You can organize, copy, send, and read or write through those raw pointers, with respect to each other, freely. For example, you can have "overlapping" *mut pointers, unlike &mut references. You cannot use those raw pointers past, broadly speaking, the time it would have been valid to use a single reference you created instead.
Yes, exactly; such optimizations are an advantage of using references in cases where it is correct to use references. In particular, you may use raw pointers to implement some sort of sharing or subdivision that the borrow checker does not understand, but then convert to a reference in order to perform a single operation on part of that shared or subdivided memory.
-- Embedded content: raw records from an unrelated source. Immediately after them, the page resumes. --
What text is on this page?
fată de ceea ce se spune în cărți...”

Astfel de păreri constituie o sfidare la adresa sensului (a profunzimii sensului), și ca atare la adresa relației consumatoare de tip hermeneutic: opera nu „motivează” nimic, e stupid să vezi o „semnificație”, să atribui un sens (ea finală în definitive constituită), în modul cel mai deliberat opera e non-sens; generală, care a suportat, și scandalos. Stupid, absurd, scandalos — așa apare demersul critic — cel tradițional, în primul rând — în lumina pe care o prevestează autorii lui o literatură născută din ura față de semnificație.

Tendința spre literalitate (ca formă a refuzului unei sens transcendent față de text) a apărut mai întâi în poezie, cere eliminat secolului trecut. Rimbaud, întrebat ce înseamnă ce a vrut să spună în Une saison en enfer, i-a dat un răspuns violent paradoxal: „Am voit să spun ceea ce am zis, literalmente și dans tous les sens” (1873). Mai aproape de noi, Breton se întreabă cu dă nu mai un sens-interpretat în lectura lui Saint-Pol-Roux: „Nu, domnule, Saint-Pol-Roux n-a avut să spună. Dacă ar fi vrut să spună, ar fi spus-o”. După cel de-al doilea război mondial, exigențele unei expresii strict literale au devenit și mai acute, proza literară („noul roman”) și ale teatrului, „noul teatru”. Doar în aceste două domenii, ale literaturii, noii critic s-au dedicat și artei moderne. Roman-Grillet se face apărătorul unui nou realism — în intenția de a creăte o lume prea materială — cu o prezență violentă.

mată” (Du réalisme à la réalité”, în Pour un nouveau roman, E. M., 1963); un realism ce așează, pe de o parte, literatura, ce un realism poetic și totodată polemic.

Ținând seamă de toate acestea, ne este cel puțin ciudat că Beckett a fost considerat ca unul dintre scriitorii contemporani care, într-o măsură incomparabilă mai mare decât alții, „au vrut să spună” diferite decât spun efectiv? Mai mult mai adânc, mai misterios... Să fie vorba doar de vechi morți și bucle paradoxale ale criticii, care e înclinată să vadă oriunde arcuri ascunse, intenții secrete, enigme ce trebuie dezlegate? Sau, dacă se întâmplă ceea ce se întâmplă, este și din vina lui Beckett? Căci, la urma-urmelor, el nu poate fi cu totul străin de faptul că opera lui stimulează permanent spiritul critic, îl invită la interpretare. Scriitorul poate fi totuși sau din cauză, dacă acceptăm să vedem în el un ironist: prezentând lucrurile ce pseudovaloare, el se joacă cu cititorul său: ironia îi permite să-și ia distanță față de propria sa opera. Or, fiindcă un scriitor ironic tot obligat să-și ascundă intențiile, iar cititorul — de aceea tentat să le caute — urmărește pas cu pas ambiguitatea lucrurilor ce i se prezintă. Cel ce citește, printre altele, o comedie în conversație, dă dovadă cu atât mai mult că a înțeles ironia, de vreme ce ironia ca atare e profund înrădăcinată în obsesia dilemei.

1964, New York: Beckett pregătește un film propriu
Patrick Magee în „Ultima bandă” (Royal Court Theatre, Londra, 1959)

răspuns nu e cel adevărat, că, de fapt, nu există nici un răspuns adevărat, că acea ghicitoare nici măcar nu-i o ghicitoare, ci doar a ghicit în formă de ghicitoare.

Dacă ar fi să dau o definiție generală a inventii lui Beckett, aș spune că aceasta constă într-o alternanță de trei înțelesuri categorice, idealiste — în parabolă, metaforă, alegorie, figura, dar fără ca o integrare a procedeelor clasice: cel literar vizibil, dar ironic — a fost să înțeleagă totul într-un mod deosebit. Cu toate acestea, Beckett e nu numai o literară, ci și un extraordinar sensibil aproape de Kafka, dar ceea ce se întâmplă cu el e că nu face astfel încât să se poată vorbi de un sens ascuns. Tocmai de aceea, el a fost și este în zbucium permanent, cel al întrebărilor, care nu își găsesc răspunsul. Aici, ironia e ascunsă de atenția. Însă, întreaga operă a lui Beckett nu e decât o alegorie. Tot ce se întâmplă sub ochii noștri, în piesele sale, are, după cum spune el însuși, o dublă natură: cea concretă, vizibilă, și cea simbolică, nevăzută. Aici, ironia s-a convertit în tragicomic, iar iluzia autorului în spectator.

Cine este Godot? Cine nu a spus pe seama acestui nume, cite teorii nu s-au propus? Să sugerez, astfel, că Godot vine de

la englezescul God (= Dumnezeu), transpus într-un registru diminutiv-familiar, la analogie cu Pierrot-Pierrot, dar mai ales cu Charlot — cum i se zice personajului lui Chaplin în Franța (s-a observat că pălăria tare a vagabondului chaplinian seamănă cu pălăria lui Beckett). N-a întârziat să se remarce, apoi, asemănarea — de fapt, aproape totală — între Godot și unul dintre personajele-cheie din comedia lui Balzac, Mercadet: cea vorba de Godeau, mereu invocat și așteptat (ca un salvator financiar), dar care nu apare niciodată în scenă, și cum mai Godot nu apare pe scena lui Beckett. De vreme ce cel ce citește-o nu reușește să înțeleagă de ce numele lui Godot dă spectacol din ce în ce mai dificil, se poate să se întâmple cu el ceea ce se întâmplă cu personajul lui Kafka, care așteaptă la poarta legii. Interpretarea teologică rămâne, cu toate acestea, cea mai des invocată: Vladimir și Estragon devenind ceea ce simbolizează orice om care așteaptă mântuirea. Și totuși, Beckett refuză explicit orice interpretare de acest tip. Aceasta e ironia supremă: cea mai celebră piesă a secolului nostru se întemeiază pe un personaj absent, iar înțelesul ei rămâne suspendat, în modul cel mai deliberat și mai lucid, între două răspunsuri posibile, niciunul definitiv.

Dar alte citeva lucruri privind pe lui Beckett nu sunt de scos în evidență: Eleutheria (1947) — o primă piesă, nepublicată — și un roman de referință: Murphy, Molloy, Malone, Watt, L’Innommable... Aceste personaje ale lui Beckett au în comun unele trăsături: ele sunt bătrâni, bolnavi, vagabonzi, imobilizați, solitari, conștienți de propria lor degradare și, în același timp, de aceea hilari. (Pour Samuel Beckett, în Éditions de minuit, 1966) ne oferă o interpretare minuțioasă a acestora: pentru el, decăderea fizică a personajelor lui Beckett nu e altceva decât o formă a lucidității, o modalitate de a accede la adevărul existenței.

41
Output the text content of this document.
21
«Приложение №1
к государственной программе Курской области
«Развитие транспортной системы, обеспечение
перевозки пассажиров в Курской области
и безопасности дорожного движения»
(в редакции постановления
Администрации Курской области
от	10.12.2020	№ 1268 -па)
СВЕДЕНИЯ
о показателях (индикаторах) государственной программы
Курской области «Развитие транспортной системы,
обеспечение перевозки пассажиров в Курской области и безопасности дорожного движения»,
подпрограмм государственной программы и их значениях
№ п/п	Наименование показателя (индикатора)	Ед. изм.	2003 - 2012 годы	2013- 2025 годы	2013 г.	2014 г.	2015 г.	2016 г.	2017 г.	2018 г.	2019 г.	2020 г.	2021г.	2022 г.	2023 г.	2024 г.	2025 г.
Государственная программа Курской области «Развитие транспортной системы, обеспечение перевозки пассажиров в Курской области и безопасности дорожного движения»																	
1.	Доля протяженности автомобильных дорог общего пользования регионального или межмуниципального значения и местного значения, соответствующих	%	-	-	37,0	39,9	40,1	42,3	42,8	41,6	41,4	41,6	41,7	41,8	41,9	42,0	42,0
This also allows you to make more of your code safe code that accepts references, which reduces the opportunity for mistakes.
This code is incorrect not because of rules that apply to raw pointers, but because of rules that apply to borrowing a. When you write to *b, you invalidate the &raw const immutable borrow that created the pointer d, so you can no longer use d. This is why your program doesn’t pass Miri. But this is specifically because it is a &raw const, which makes the claim that the value won't be mutated; if you change the &raw const a to &raw mut a, then Miri approves — even if you then convert the resulting *mut i32 pointer to *const i32. When working with raw pointers, what matters is when and where you obtained them, not how you pass or copy them.